Suppose you reverse the position of timestamp
& identifier
in the primary key:
Suppose you can split into a per-partition query
:
select * from test where group =‘group’ and shardid =1 and timestamp > ‘2020-01-15 19:00:00’ and timestamp < ‘2020-01-15 19:30:00’;
We don’t know how many values may be in this range, it may timeout.
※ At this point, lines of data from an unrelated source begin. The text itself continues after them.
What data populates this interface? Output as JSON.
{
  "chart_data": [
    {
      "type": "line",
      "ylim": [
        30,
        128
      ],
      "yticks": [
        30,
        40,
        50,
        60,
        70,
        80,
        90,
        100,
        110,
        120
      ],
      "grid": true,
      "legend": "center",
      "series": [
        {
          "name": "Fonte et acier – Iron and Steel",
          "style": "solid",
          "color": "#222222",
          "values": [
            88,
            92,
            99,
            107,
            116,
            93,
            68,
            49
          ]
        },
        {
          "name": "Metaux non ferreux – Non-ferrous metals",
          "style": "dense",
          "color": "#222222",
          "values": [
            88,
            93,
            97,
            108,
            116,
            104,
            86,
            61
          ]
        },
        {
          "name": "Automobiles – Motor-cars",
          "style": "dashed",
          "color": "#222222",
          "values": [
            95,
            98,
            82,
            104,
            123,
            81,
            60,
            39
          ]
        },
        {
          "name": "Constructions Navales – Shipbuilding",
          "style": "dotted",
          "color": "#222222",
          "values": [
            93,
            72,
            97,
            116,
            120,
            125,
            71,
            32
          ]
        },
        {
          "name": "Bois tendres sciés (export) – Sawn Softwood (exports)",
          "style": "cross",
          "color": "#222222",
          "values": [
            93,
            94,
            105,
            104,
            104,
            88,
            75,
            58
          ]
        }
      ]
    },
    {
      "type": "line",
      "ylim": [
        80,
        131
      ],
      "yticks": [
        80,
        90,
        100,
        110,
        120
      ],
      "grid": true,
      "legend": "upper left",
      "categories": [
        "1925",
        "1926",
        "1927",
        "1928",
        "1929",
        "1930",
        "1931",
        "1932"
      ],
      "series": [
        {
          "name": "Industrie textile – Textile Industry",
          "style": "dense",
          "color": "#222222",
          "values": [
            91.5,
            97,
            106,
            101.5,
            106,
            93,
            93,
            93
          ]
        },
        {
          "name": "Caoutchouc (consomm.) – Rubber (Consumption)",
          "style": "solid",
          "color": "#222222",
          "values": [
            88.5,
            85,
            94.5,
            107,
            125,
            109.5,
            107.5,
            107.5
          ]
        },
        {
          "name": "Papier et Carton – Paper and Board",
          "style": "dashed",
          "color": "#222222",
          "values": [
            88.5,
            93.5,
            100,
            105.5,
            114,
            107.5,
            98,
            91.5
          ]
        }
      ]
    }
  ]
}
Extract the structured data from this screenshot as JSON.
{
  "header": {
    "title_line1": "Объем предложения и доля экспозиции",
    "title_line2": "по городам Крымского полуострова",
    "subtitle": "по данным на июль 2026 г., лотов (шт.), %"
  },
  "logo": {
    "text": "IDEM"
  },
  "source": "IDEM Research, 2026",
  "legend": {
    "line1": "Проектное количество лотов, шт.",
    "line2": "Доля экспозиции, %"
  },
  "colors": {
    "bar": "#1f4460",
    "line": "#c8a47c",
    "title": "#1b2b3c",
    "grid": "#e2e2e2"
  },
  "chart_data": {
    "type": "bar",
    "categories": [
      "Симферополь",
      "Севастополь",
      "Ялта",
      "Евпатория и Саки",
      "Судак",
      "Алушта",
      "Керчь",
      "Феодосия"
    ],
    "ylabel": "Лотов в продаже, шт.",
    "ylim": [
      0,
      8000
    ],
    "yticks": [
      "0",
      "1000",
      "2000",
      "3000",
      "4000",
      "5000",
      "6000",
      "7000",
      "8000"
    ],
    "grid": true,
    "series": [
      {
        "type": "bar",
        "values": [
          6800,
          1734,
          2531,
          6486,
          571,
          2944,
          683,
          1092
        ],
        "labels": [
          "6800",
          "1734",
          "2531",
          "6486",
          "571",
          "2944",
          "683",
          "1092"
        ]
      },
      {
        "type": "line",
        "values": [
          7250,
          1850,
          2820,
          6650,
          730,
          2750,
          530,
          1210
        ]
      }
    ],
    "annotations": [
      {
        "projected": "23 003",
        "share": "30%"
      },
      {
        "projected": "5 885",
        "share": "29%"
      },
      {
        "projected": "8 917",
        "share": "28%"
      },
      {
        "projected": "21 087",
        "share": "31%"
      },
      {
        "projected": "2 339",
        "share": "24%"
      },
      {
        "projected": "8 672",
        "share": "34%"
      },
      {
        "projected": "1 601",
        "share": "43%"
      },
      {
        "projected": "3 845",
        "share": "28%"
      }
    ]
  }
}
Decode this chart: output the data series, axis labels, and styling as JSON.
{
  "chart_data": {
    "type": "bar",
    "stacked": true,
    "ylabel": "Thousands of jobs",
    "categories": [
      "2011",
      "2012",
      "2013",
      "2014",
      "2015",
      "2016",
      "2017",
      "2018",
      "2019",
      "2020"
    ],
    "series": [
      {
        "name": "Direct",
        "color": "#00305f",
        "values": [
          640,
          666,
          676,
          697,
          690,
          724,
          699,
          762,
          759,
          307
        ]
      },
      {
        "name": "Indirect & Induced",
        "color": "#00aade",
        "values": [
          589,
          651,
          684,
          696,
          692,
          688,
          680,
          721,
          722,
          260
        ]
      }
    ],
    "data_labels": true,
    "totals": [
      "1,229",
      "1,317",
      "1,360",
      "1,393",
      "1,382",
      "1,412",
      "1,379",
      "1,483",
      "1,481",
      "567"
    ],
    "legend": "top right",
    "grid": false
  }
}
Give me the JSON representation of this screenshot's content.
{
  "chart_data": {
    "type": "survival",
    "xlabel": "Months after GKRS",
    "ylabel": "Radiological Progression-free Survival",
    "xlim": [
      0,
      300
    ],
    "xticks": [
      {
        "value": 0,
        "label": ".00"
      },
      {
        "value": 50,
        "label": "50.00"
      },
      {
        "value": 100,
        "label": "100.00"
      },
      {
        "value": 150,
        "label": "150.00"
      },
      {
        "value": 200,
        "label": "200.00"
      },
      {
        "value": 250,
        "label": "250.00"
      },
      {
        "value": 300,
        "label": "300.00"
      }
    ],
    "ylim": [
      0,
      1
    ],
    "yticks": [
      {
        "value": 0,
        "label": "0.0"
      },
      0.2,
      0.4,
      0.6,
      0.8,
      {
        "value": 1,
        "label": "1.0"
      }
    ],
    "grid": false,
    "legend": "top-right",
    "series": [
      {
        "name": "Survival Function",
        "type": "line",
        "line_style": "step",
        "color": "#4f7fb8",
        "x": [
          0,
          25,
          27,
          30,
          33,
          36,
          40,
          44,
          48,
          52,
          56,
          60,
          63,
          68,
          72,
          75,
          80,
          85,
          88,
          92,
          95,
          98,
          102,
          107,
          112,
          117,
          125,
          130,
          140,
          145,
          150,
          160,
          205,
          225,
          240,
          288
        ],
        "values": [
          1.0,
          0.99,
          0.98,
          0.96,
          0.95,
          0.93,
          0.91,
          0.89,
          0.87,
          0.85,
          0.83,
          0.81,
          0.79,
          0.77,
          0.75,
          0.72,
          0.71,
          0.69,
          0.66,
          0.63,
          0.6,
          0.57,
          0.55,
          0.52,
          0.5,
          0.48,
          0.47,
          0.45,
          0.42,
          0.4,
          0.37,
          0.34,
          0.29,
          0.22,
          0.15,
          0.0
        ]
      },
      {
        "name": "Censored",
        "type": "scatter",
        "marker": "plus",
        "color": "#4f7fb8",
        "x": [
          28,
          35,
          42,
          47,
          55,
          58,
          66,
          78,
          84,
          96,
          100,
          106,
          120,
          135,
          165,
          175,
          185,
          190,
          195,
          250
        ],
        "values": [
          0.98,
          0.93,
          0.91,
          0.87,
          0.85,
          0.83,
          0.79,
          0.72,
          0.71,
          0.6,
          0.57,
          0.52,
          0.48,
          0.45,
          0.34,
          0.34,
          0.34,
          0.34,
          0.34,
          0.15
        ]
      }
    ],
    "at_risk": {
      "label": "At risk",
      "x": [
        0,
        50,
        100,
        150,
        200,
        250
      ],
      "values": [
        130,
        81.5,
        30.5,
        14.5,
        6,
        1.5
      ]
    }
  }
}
So, we pick a default LIMIT
of rows that we know won’t timeout, say, 10 000
:
select * from test where group =‘group’ and shardid =1 and timestamp > ‘2020-01-15 19:00:00’ and timestamp < ‘2020-01-15 19:30:00’ LIMIT 1000;
On the client we check::::
rows = [array]
numb_rows = length(rows)
if rows_retrieved < 10000:
then we got all rows
else:
# we keep track of the timestamp of the last row
last_row_timestamp = rows[-1]["timestamp"]
Then we use the last_row_timestamp
to make the following queries:
select * from test where group = group and shardid =1 and timestamp > last_row_timestamp and timestamp < ‘2020-01-15 19:30:00’ LIMIT 1000;
^^ Note, we don’t use OFFSET
because it’s inefficient on large values. Always keep track of last-row timestamp and do a range query.
^^ If you can change the schema, it’s usually better to store timestamp as DESC
for insertion/reading performance if it’s a timeseries.
With your current schema:::
With your current schema, you do the same logic EXCEPT you also filter on identifier
, because we’ll use that to do an efficient scan on the data:
select * from test where group = group and shardid =1 AND identifier < last_row_identifier and timestamp > ‘2020-01-15 19:00:00’ and timestamp < ‘2020-01-15 19:30:00’ LIMIT 1000;
We do identifier < last_row_identifier
, because the sort is ASC.